Urticaire chronique et auto-immunité : association retrouvée dans une grande étude de population. : Ronit Confino-Cohen, Gabriel Chodick, Varda Shalev, Moshe Leshno, Oded Kimhi, Arnon Goldberg
dans The Journal of Allergy and Clinical Immunology - 16 February 2012 (10.1016/j.jaci.2012.01.043)
– Introduction :
- L’urticaire chronique (UC) est une affection commune qui dans de nombreux cas est considérée comme idiopathique.
- Des preuves récentes montrent que dans un certain nombre de cas l’UC a une origine auto-immune.
– Objectif de l’étude :
- Il a été de caractériser l’association entre UC, pathologie auto-immune, et présence de marqueurs sérologiques d’inflammation ou d’auto-immunité dans une grande population non sélectionnée.
– Matériel et Méthodes :
- Les données de 12778 patients ayant un diagnostic d’UC porté par un allergologue ou une dermatologue, et collectées sur 17 ans au sein d’une grande organisation de santé en Israël ont été analysées.

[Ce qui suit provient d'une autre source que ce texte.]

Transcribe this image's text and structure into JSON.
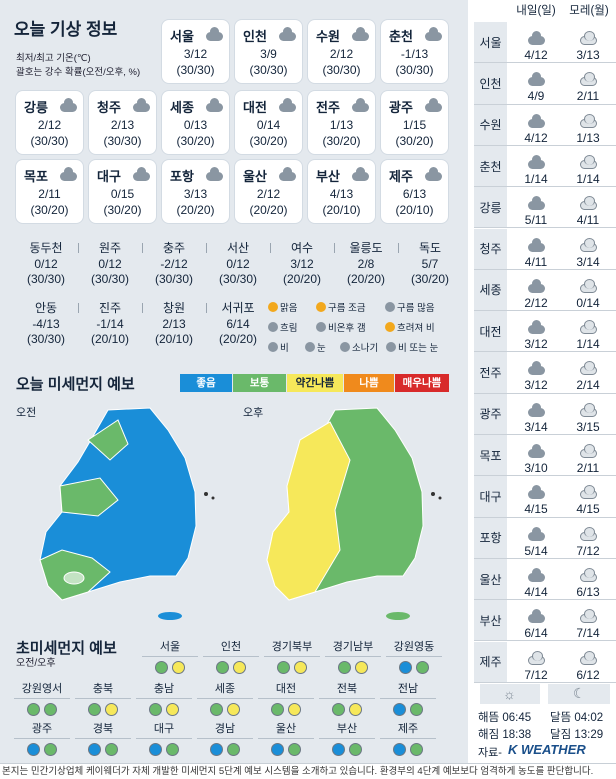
{
  "left": {
    "title": "오늘 기상 정보",
    "sub1": "최저/최고 기온(℃)",
    "sub2": "괄호는 강수 확률(오전/오후, %)",
    "cities": [
      {
        "name": "서울",
        "temp": "3/12",
        "rain": "(30/30)"
      },
      {
        "name": "인천",
        "temp": "3/9",
        "rain": "(30/30)"
      },
      {
        "name": "수원",
        "temp": "2/12",
        "rain": "(30/30)"
      },
      {
        "name": "춘천",
        "temp": "-1/13",
        "rain": "(30/30)"
      },
      {
        "name": "강릉",
        "temp": "2/12",
        "rain": "(30/30)"
      },
      {
        "name": "청주",
        "temp": "2/13",
        "rain": "(30/30)"
      },
      {
        "name": "세종",
        "temp": "0/13",
        "rain": "(30/20)"
      },
      {
        "name": "대전",
        "temp": "0/14",
        "rain": "(30/20)"
      },
      {
        "name": "전주",
        "temp": "1/13",
        "rain": "(30/20)"
      },
      {
        "name": "광주",
        "temp": "1/15",
        "rain": "(30/20)"
      },
      {
        "name": "목포",
        "temp": "2/11",
        "rain": "(30/20)"
      },
      {
        "name": "대구",
        "temp": "0/15",
        "rain": "(30/20)"
      },
      {
        "name": "포항",
        "temp": "3/13",
        "rain": "(20/20)"
      },
      {
        "name": "울산",
        "temp": "2/12",
        "rain": "(20/20)"
      },
      {
        "name": "부산",
        "temp": "4/13",
        "rain": "(20/10)"
      },
      {
        "name": "제주",
        "temp": "6/13",
        "rain": "(20/10)"
      }
    ],
    "small": [
      {
        "name": "동두천",
        "temp": "0/12",
        "rain": "(30/30)"
      },
      {
        "name": "원주",
        "temp": "0/12",
        "rain": "(30/30)"
      },
      {
        "name": "충주",
        "temp": "-2/12",
        "rain": "(30/30)"
      },
      {
        "name": "서산",
        "temp": "0/12",
        "rain": "(30/30)"
      },
      {
        "name": "여수",
        "temp": "3/12",
        "rain": "(20/20)"
      },
      {
        "name": "울릉도",
        "temp": "2/8",
        "rain": "(20/20)"
      },
      {
        "name": "독도",
        "temp": "5/7",
        "rain": "(30/20)"
      },
      {
        "name": "안동",
        "temp": "-4/13",
        "rain": "(30/30)"
      },
      {
        "name": "진주",
        "temp": "-1/14",
        "rain": "(20/10)"
      },
      {
        "name": "창원",
        "temp": "2/13",
        "rain": "(20/10)"
      },
      {
        "name": "서귀포",
        "temp": "6/14",
        "rain": "(20/20)"
      }
    ],
    "legend": [
      "맑음",
      "구름 조금",
      "구름 많음",
      "흐림",
      "비온후 갬",
      "흐려져 비",
      "비",
      "눈",
      "소나기",
      "비 또는 눈"
    ],
    "pm_title": "오늘 미세먼지 예보",
    "pm_levels": [
      {
        "label": "좋음",
        "color": "#1a8ed8"
      },
      {
        "label": "보통",
        "color": "#6ab96a"
      },
      {
        "label": "약간나쁨",
        "color": "#f6e85a"
      },
      {
        "label": "나쁨",
        "color": "#f08a1c"
      },
      {
        "label": "매우나쁨",
        "color": "#d82a2a"
      }
    ],
    "am": "오전",
    "pm": "오후",
    "uf_title": "초미세먼지 예보",
    "uf_sub": "오전/오후",
    "uf": [
      {
        "name": "서울",
        "am": "green",
        "pm": "yellow"
      },
      {
        "name": "인천",
        "am": "green",
        "pm": "yellow"
      },
      {
        "name": "경기북부",
        "am": "green",
        "pm": "yellow"
      },
      {
        "name": "경기남부",
        "am": "green",
        "pm": "yellow"
      },
      {
        "name": "강원영동",
        "am": "blue",
        "pm": "green"
      },
      {
        "name": "강원영서",
        "am": "green",
        "pm": "green"
      },
      {
        "name": "충북",
        "am": "green",
        "pm": "yellow"
      },
      {
        "name": "충남",
        "am": "green",
        "pm": "yellow"
      },
      {
        "name": "세종",
        "am": "green",
        "pm": "yellow"
      },
      {
        "name": "대전",
        "am": "green",
        "pm": "yellow"
      },
      {
        "name": "전북",
        "am": "green",
        "pm": "yellow"
      },
      {
        "name": "전남",
        "am": "blue",
        "pm": "green"
      },
      {
        "name": "광주",
        "am": "blue",
        "pm": "green"
      },
      {
        "name": "경북",
        "am": "blue",
        "pm": "green"
      },
      {
        "name": "대구",
        "am": "blue",
        "pm": "green"
      },
      {
        "name": "경남",
        "am": "blue",
        "pm": "green"
      },
      {
        "name": "울산",
        "am": "blue",
        "pm": "green"
      },
      {
        "name": "부산",
        "am": "blue",
        "pm": "green"
      },
      {
        "name": "제주",
        "am": "blue",
        "pm": "green"
      }
    ]
  },
  "right": {
    "h1": "내일(일)",
    "h2": "모레(월)",
    "rows": [
      {
        "city": "서울",
        "d1": "4/12",
        "d2": "3/13"
      },
      {
        "city": "인천",
        "d1": "4/9",
        "d2": "2/11"
      },
      {
        "city": "수원",
        "d1": "4/12",
        "d2": "1/13"
      },
      {
        "city": "춘천",
        "d1": "1/14",
        "d2": "1/14"
      },
      {
        "city": "강릉",
        "d1": "5/11",
        "d2": "4/11"
      },
      {
        "city": "청주",
        "d1": "4/11",
        "d2": "3/14"
      },
      {
        "city": "세종",
        "d1": "2/12",
        "d2": "0/14"
      },
      {
        "city": "대전",
        "d1": "3/12",
        "d2": "1/14"
      },
      {
        "city": "전주",
        "d1": "3/12",
        "d2": "2/14"
      },
      {
        "city": "광주",
        "d1": "3/14",
        "d2": "3/15"
      },
      {
        "city": "목포",
        "d1": "3/10",
        "d2": "2/11"
      },
      {
        "city": "대구",
        "d1": "4/15",
        "d2": "4/15"
      },
      {
        "city": "포항",
        "d1": "5/14",
        "d2": "7/12"
      },
      {
        "city": "울산",
        "d1": "4/14",
        "d2": "6/13"
      },
      {
        "city": "부산",
        "d1": "6/14",
        "d2": "7/14"
      },
      {
        "city": "제주",
        "d1": "7/12",
        "d2": "6/12"
      }
    ],
    "sunrise": "해뜸 06:45",
    "sunset": "해짐 18:38",
    "moonrise": "달뜸 04:02",
    "moonset": "달짐 13:29",
    "source": "자료-",
    "logo": "K WEATHER"
  },
  "footer": "본지는 민간기상업체 케이웨더가 자체 개발한 미세먼지 5단계 예보 시스템을 소개하고 있습니다. 환경부의 4단계 예보보다 엄격하게 농도를 판단합니다."
}
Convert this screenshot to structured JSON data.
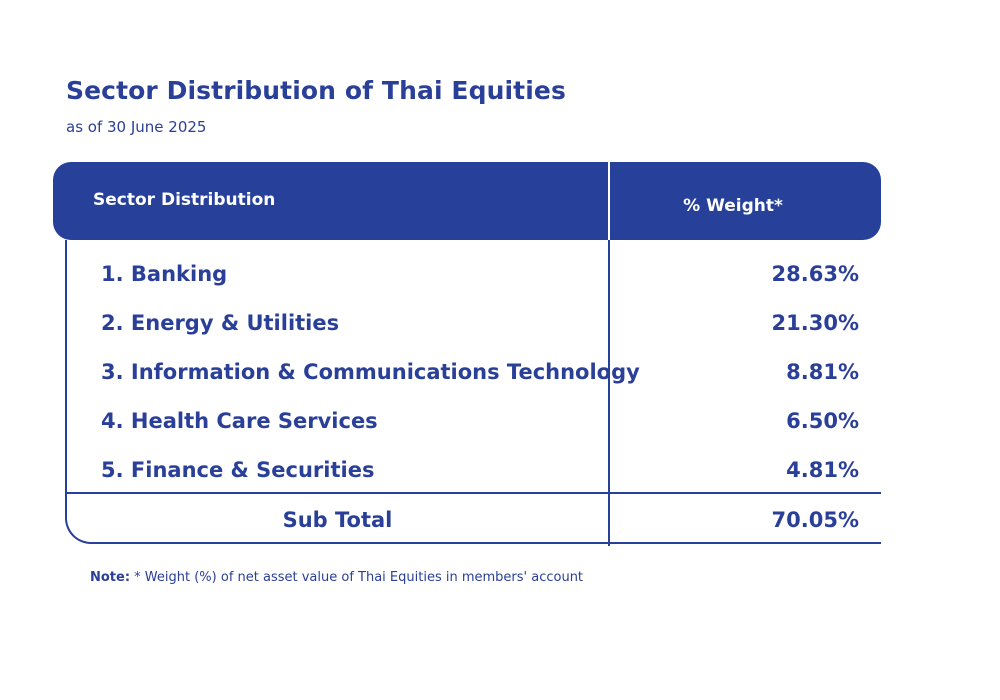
{
  "title": "Sector Distribution of Thai Equities",
  "subtitle": "as of 30 June 2025",
  "table": {
    "header_sector": "Sector Distribution",
    "header_weight": "% Weight*",
    "rows": [
      {
        "label": "1. Banking",
        "value": "28.63%"
      },
      {
        "label": "2. Energy & Utilities",
        "value": "21.30%"
      },
      {
        "label": "3. Information & Communications Technology",
        "value": "8.81%"
      },
      {
        "label": "4. Health Care Services",
        "value": "6.50%"
      },
      {
        "label": "5. Finance & Securities",
        "value": "4.81%"
      }
    ],
    "subtotal_label": "Sub Total",
    "subtotal_value": "70.05%"
  },
  "note": {
    "prefix": "Note:",
    "text": " * Weight (%) of net asset value of Thai Equities in members' account"
  },
  "colors": {
    "brand_blue": "#27409a",
    "text_blue": "#2a3f98",
    "background": "#ffffff"
  }
}
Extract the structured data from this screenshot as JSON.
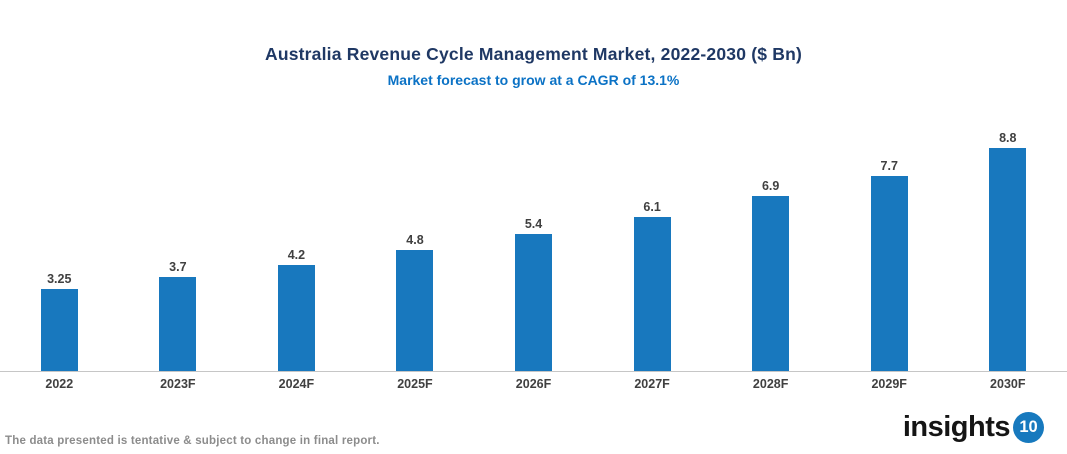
{
  "header": {
    "title": "Australia Revenue Cycle Management Market, 2022-2030 ($ Bn)",
    "subtitle": "Market forecast to grow at a CAGR of 13.1%"
  },
  "chart_data": {
    "type": "bar",
    "title": "Australia Revenue Cycle Management Market, 2022-2030 ($ Bn)",
    "subtitle": "Market forecast to grow at a CAGR of 13.1%",
    "categories": [
      "2022",
      "2023F",
      "2024F",
      "2025F",
      "2026F",
      "2027F",
      "2028F",
      "2029F",
      "2030F"
    ],
    "values": [
      3.25,
      3.7,
      4.2,
      4.8,
      5.4,
      6.1,
      6.9,
      7.7,
      8.8
    ],
    "value_labels": [
      "3.25",
      "3.7",
      "4.2",
      "4.8",
      "5.4",
      "6.1",
      "6.9",
      "7.7",
      "8.8"
    ],
    "xlabel": "",
    "ylabel": "",
    "ylim": [
      0,
      9.7
    ],
    "grid": false,
    "legend": false,
    "value_labels_position": "above-bars"
  },
  "footer": {
    "disclaimer": "The data presented is tentative & subject to change in final report.",
    "logo_text": "insights",
    "logo_badge": "10"
  },
  "colors": {
    "title": "#1F3864",
    "subtitle": "#0B72C5",
    "bar": "#1878BE",
    "axis_line": "#C6C6C6",
    "data_label": "#404040",
    "footer_text": "#8C8C8C",
    "logo_badge_bg": "#1779BE"
  }
}
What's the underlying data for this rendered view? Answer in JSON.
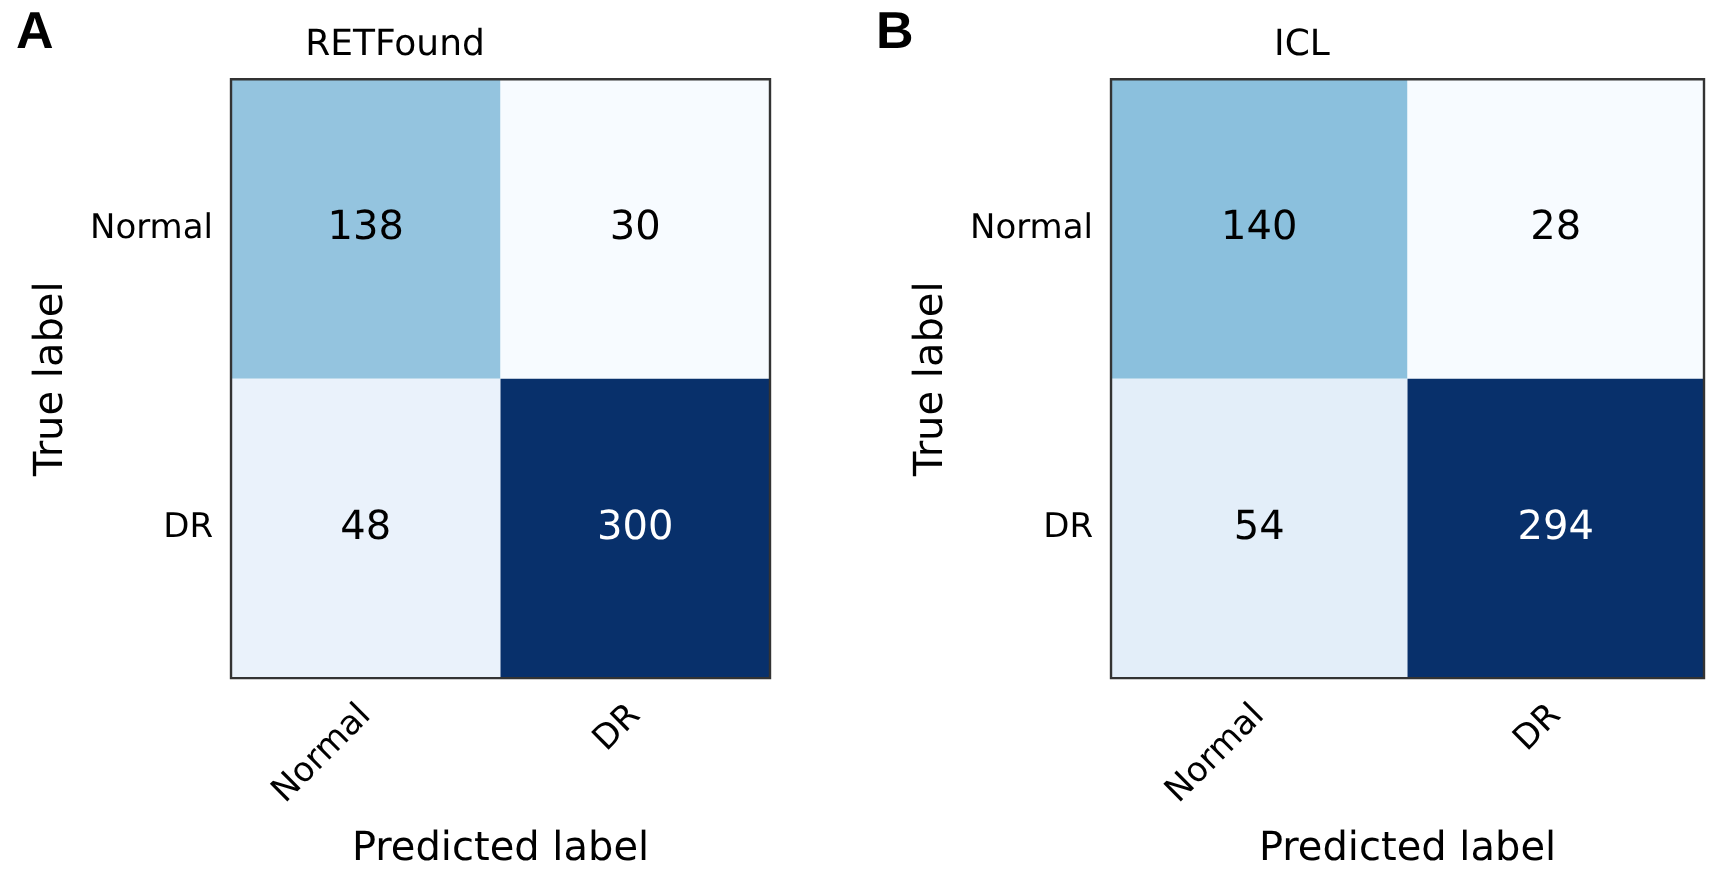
{
  "chart_data": [
    {
      "type": "heatmap",
      "title": "RETFound",
      "annotations": [
        "A"
      ],
      "xlabel": "Predicted label",
      "ylabel": "True label",
      "categories": [
        "Normal",
        "DR"
      ],
      "y_categories": [
        "Normal",
        "DR"
      ],
      "cells": [
        [
          138,
          30
        ],
        [
          48,
          300
        ]
      ],
      "data_labels": true
    },
    {
      "type": "heatmap",
      "title": "ICL",
      "annotations": [
        "B"
      ],
      "xlabel": "Predicted label",
      "ylabel": "True label",
      "categories": [
        "Normal",
        "DR"
      ],
      "y_categories": [
        "Normal",
        "DR"
      ],
      "cells": [
        [
          140,
          28
        ],
        [
          54,
          294
        ]
      ],
      "data_labels": true
    }
  ]
}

- Pour chaque patient, les auteurs ont recueilli des informations :
- sur le diagnostic principal bien défini de la maladie auto-immune
- et sur les marqueurs sérologiques liés auto-immuns et inflammatoires.
- Des données similaires ont été recueillies au sein d’un groupe contrôle de 10714 patients qui ont consulté des dermatologues, des allergologues ou des médecins généralistes et qui n’avaient pas d’UC.
– Résultats :
- Avoir une UC est associée à un risque accru d’hypothyroïdisme, d’hyperthyroïdisme et d’anticorps antithyroïdiens.
- Les femmes ayant une UC ont une augmentation significative de l’incidence de la polyarthrite rhumatoïde, du Sd de Sjögren, de maladie coeliaque, de diabète sucré de type I et de lupus systémique, avec un diagnostic porté principalement 10 ans après celui d’UC.
- Les marqueurs suivants : augmentation du volume plaquettaire, facteur rhumatoïde positif, anticorps antinucléaires positifs, ont tous une prévalence significativement plus importante chez les patients ayant une UC.
– Conclusion :
- Une forte association a été trouvée entre UC et affection auto-immune.
- Un facteur pathogénique commun est impliqué dans la forte prévalence des auto-anticorps, et l’existence d’un processus inflammatoire chronique est traduite par une augmentation du volume plaquettaire moyen.
- Ces données ont des implications pour le diagnostic, la prise en charge et le pronostic des patients ayant une UC.